Vert Marine SAS v Premier ministre and Ministre de l'Économie et des Finances.

JurisdictionEuropean Union
ECLIECLI:EU:C:2020:468
Docket NumberC-472/19
Date11 June 2020
Celex Number62019CJ0472
CourtCourt of Justice (European Union)

ARRÊT DE LA COUR (neuvième chambre)

11 juin 2020 (*)

« Renvoi préjudiciel – Procédure de passation de contrats de concession – Directive 2014/23/UE – Article 38, paragraphe 9 – Régime des mesures correctrices destinées à prouver le rétablissement de la fiabilité d’un opérateur économique concerné par un motif d’exclusion – Réglementation nationale interdisant aux opérateurs économiques faisant l’objet d’un motif d’exclusion obligatoire de participer à une procédure de passation de contrats de concession pendant cinq ans – Exclusion de toute possibilité, pour de tels opérateurs, d’apporter la preuve des mesures correctrices prises »

Dans l’affaire C‑472/19,

ayant pour objet une demande de décision préjudicielle au titre de l’article 267 TFUE, introduite par le Conseil d’État (France), par décision du 14 juin 2019, parvenue à la Cour le 20 juin 2019, dans la procédure

Vert Marine SAS

contre

Premier ministre,

Ministre de l’Économie et des Finances,

LA COUR (neuvième chambre),

composée de MM. S. Rodin, président de chambre, D. Šváby (rapporteur) et N. Piçarra, juges,

avocat général : M. M. Campos Sánchez-Bordona,

greffier : Mme V. Giacobbo-Peyronnel, administratrice,

vu la procédure écrite,

considérant les observations présentées :

– pour Vert Marine SAS, par Me F. Dereux, avocat,

– pour le gouvernement français, par M. P. Dodeller ainsi que par Mmes A.-L. Desjonquères et C. Mosser, en qualité d’agents,

– pour le gouvernement hellénique, par Mmes A. Dimitrakopoulou, D. Tsagkaraki et L. Kotroni, en qualité d’agents,

– pour la Commission européenne, par MM. J.-F. Brakeland et P. Ondrůšek ainsi que par Mme L. Haasbeek, en qualité d’agents,

vu la décision prise, l’avocat général entendu, de juger l’affaire sans conclusions,

rend le présent

Arrêt

1 La demande de décision préjudicielle porte sur l’interprétation de l’article 38, paragraphes 9 et 10, de la directive 2014/23/UE du Parlement européen et du Conseil, du 26 février 2014, sur l’attribution de contrats de concession (JO 2014, L 94, p. 1).

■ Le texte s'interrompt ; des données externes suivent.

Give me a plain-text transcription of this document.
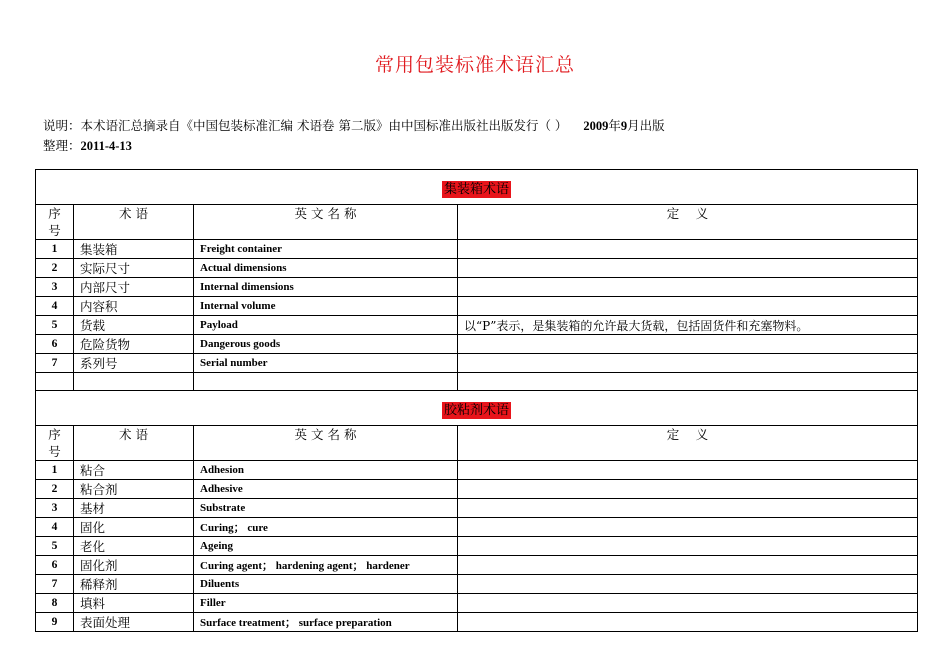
常用包装标准术语汇总
说明：本术语汇总摘录自《中国包装标准汇编 术语卷 第二版》由中国标准出版社出版发行（ ） 2009年9月出版
整理：2011-4-13
集装箱术语			

序
号	术 语	英 文 名 称	定　 义
1	集装箱	Freight container	
2	实际尺寸	Actual dimensions	
3	内部尺寸	Internal dimensions	
4	内容积	Internal volume	
5	货载	Payload	以“P”表示，是集装箱的允许最大货载，包括固货件和充塞物料。
6	危险货物	Dangerous goods	
7	系列号	Serial number	

胶粘剂术语			

序
号	术 语	英 文 名 称	定　 义
1	粘合	Adhesion	
2	粘合剂	Adhesive	
3	基材	Substrate	
4	固化	Curing； cure	
5	老化	Ageing	
6	固化剂	Curing agent； hardening agent； hardener	
7	稀释剂	Diluents	
8	填料	Filler	
9	表面处理	Surface treatment； surface preparation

2 Cette demande a été présentée dans le cadre d’un litige opposant Vert Marine SAS au Premier ministre et au ministre de l’Économie et des Finances (France) au sujet d’une demande d’abrogation de certaines dispositions du décret nº 2016-86, du 1er février 2016, relatif aux contrats de concession (JORF du 2 février 2016, texte n° 20), présentée par cette société.

Le cadre juridique

Le droit de l’Union

3 Le considérant 71 de la directive 2014/23 énonce :

« Il convient cependant de laisser aux opérateurs économiques la possibilité de prendre des mesures de mise en conformité visant à remédier aux conséquences de toute infraction pénale ou faute et à empêcher effectivement que celles-ci ne se reproduisent. Il pourrait notamment s’agir de mesures concernant leur organisation et leur personnel, comme la rupture de toute relation avec des personnes ou des organisations impliquées dans ces agissements, des mesures appropriées de réorganisation du personnel, la mise en œuvre de systèmes de déclaration et de contrôle, la création d’une structure d’audit interne pour assurer le suivi de la conformité et l’adoption de règles internes de responsabilité et de réparation. Lorsque ces mesures offrent des garanties suffisantes, l’opérateur économique concerné ne devrait plus être exclu pour ces seuls motifs. Les opérateurs économiques devraient avoir la possibilité de demander que soient examinées les mesures de mise en conformité prises en vue d’une éventuelle admission à la procédure d’attribution d’une concession. Cependant, il convient de laisser aux États membres le pouvoir de déterminer les conditions procédurales et matérielles exactes applicables dans ces cas de figure. Ils devraient, en particulier, être libres de décider de laisser à chaque pouvoir adjudicateur ou entité adjudicatrice la possibilité d’effectuer les évaluations pertinentes ou de confier cette tâche à d’autres pouvoirs à un niveau central ou décentralisé. »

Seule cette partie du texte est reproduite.